A data product, then, is a defined foundation of data coming out of the core ERP applications.
“We’ve essentially stitched together the semantical model that goes across all of the different lines of business, then we declare these data products coming out of the individual source systems, and we harmonize them into one single domain model for SAP,” he said. “This really is a technical lift and shift where SAP took that responsibility on.”
Previously, customers built the integrations themselves. Now, SAP makes the data product accessible to developers, who can use these offerings to build intelligent applications, he said.
Customers previously had to handle the data integration via extract, transform and load (ETL) or custom pipelines to pull the data out and put it in some sort of defined environment, typically a dashboard.
It’s different than data as a service, which Khan said implies the data is raw. ERP data tends to be highly curated, very semantically enriched and contextual.
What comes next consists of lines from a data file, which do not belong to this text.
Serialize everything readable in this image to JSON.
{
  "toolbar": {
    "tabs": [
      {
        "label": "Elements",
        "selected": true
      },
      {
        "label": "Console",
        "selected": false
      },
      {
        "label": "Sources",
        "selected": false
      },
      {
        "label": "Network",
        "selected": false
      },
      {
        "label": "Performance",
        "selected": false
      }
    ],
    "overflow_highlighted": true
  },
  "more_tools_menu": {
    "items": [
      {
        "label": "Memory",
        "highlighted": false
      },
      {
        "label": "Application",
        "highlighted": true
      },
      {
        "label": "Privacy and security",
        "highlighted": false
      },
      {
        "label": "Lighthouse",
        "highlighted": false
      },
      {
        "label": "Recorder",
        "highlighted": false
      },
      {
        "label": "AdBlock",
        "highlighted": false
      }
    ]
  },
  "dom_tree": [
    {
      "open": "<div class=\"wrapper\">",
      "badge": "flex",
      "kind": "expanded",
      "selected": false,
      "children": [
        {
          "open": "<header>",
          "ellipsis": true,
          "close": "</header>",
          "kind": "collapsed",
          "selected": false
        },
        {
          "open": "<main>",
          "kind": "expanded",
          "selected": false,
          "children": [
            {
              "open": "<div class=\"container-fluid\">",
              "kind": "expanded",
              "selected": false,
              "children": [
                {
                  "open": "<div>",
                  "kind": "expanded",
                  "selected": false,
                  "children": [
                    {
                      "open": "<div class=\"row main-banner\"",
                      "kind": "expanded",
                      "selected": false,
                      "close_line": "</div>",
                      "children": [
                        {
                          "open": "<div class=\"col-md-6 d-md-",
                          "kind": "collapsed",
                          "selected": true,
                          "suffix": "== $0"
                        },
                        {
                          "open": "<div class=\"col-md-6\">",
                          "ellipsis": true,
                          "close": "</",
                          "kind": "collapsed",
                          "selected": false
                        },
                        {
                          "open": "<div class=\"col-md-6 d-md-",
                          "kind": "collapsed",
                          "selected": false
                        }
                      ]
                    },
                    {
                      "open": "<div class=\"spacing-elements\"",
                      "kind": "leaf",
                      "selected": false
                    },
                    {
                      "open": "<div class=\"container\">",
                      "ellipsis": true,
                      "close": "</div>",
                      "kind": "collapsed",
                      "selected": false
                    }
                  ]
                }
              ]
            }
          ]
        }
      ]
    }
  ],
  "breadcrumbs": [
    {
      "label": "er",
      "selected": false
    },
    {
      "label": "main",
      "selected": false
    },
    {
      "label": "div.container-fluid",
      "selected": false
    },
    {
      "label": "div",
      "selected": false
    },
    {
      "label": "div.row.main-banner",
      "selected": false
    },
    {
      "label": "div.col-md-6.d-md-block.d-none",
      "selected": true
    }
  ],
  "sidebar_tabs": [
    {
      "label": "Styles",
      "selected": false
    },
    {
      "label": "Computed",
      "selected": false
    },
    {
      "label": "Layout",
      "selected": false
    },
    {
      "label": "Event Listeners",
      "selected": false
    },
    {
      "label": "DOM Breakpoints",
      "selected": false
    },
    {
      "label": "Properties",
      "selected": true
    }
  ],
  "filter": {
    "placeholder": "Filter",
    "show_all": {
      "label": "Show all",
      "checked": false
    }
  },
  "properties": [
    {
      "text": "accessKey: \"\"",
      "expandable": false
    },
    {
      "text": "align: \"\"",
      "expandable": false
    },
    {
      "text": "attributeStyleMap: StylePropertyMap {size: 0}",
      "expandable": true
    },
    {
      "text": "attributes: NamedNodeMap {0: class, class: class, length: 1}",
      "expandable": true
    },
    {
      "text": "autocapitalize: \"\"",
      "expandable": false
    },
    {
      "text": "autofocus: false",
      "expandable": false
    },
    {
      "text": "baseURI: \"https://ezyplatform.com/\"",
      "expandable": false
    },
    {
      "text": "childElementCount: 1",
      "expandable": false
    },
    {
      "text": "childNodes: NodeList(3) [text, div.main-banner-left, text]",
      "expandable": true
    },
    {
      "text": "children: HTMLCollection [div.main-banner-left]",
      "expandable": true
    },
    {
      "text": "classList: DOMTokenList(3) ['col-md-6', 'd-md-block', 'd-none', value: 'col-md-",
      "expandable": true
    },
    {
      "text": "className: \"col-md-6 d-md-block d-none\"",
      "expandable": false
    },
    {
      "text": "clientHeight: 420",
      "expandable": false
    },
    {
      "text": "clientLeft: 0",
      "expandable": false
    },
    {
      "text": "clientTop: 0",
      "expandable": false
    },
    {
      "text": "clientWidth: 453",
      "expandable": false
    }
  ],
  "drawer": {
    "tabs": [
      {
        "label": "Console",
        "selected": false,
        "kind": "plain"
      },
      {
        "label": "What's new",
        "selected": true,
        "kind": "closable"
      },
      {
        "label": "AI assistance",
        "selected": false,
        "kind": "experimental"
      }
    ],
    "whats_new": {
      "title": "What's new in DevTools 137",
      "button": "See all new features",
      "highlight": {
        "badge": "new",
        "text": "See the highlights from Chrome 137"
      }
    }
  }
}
On the ERP side, there’s an Advanced Business Application Programming (ABAP) push framework, SAP’s proprietary, high-level language. The BDC uses the ABAP push framework, which constantly monitors the customer’s estate. So if a customer adds a new sales order, SAP will have the necessary data products that represent a sales order as an entity, and then that will be persisted inside of BDC.
This means SAP developers can build the apps on BDC rather than building natively, which would require integrating the underlying source of SAP applications and non-SAP applications, he explained.
Build, SAP’s low-code development platform, becomes the frontend for “pro-code development,” he said.
“If you want to develop a pro-code application that consumes data of SAP, you can now essentially consume data products natively out of BDC, as well as these intelligent applications, which are also consuming the same data products,” he said. “Data products can be used in a variety of different use cases, including Build, with the consumption you gain out of that.”
“If you look back over SAP history, we’ve had a data strategy before,” Khan said. “It was HANA, once upon a time in the Datasphere, but with the advent of AI and agentic, we have to really get our act together to help customers accelerate the time to market and time to value.”
Hence, SAP sees BDC and business AI as two sides of the same coin, he added.
Before the BDC offering, SAP customers who wanted to use ERP data for forecasting would have to get the data out of the ERP, build a dashboard to consume the data, build a model, build a queue and then run a simulation on top of all that, he said.
BDC incorporates the SAC, which uses Compass for simulations, specifically Monte Carlo simulations. That can be coupled with AI.
There’s also a knowledge graph, which is a structured representation of knowledge that models real-world entities — people, places, things, events, concepts — and the relationships between them.
“We can hydrate a knowledge graph, and you can start asking those very open-ended questions: Which of my sellers in the east are currently on path to make quota, but have a huge gap to plan for 2026 because I haven’t built enough pipeline?” he said. “Now you can have a large or small language model that covers the request and have it hydrated with tabular SAP data.”
SAP also offers support for vectoring via HANA Cloud. Vectoring supports AI functions such as semantic searches by comparing the vector of a query to the vectors of stored data.
All this gives customers something they were missing previously with data efforts, according to Khan: business context.
“It’s a game changer,” Khan said. “Most customers now have the most important ingredient that they missed before, which is a business context. That business context is a culmination of BDC and business AI in that strong coalition, coming together.”